June jobs report: June takes back May, but deceleration remains

- by New Deal democrat

  • +287,000 jobs added (would have been 252,000 except for Verizon strike)
  • U3 unemployment rate rose from 4.7% to 4.9%
  • U6 underemployment rate rose from 9.7% to 9.8%
Here are the headlines on wages and the chronic heightened underemployment:

Wages and participation rates
  • Not in Labor Force, but Want a Job Now:  declined -231,000 from 5.923 million to 5.692 million
  • Part time for economic reasons: declined -587,000 from 6.430 million to 5.843 million
  • Employment/population ratio ages 25-54: unchanged at 77.8% 
  • Average Weekly Earnings for Production and Nonsupervisory Personnel: up +$.04 from $21.47 to $21.51,  up +2.4% YoY.  (Note: you may be reading different information about wages elsewhere. They are citing average wages for all private workers. I use wages for nonsupervisory personnel, to come closer to the situation for ordinary workers.)
April was revised upward by +21,000, but May was revised downward by -27,000, for a net change of -6,000. 
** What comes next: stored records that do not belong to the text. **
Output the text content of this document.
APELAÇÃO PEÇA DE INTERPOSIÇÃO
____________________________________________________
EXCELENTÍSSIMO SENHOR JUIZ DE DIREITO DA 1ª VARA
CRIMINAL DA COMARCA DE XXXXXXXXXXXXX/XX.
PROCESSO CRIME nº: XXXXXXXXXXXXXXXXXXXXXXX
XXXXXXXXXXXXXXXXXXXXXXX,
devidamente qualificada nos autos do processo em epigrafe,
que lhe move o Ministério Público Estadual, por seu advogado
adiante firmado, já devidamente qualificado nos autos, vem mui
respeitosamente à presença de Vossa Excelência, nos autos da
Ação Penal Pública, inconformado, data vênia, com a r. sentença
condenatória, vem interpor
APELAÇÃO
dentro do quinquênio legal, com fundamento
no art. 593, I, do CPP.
The more leading numbers in the report tell us about where the economy is likely to be a few months from now. These were mixed.
  • the average manufacturing workweek was unchanged at 41.8 hours (but May was revised down -0.1 hours.  This is one of the 10 components of the LEI.
  • construction jobs were unchanged.  YoY construction jobs are up +217,000.  
  • manufacturing jobs increased by +14,000, and are down -29,000 YoY
  • temporary jobs - a leading indicator for jobs overall increased by 15,200 (this made a peak in December, and seems to be stabilizing now).

  • the number of people unemployed for 5 weeks or less - a better leading indicator than initial jobless claims - increased by +211,000 from 2,239,000 to 2.418,000.  The post-recession low was set 10 months ago at 2,095,000.

Other important coincident indicators help  us paint a more complete picture of the present:
  • Overtime was unchanged at 3.2 hours.
  • Professional and busines s employment (generally higher- paying jobs) increased by +38,000  and are up +497,000 YoY.

  • the index of aggregate hours worked in the economy rose by 0.2 from  105.2 to 105.4 
  •  the index of aggregate payrolls rose by 0.4  from 128.6 to  129.0. 
Other news included:       
  • the alternate jobs number contained  in the more volatile household survey increased by +67,000  jobs.  This represents an increase  of 2,375,000  jobs YoY vs. 2,164,000 in the establishment survey.   
  • Government jobs rose by +22,000.    
  • the overall employment  to  population ratio for all ages 16 and above fell from  59.7% to 59.6% m/m but is up +0.3% YoY.  
  • The  labor force participation rate rose   0.1%  from 62.6%  to  62.7%  and is now up +.0.1% YoY (remember, this incl udes droves of retiring Bsoomers).  

This month basically took back last month.  Clearly there is some seasonality glitch at work, and the best course is simply to average to the two months.  This gives us a 2 month average of +149,000 jobs added, and -0.05% monthly in the various unemplyment rates.  That is progress, but it is continuing the decelerating progress that we have seen for the last year.

It is mildly encouraging that temporary jobs appear to be stabilizing, but they remain below their peak of 6 months ago.  But it is just as mildly discouraging that manufacturing jobs are stalled, and higher paying professional jobs as well as construction jobs are slowing down strongly.

So, late cycle deceleratioin remains the takewaway.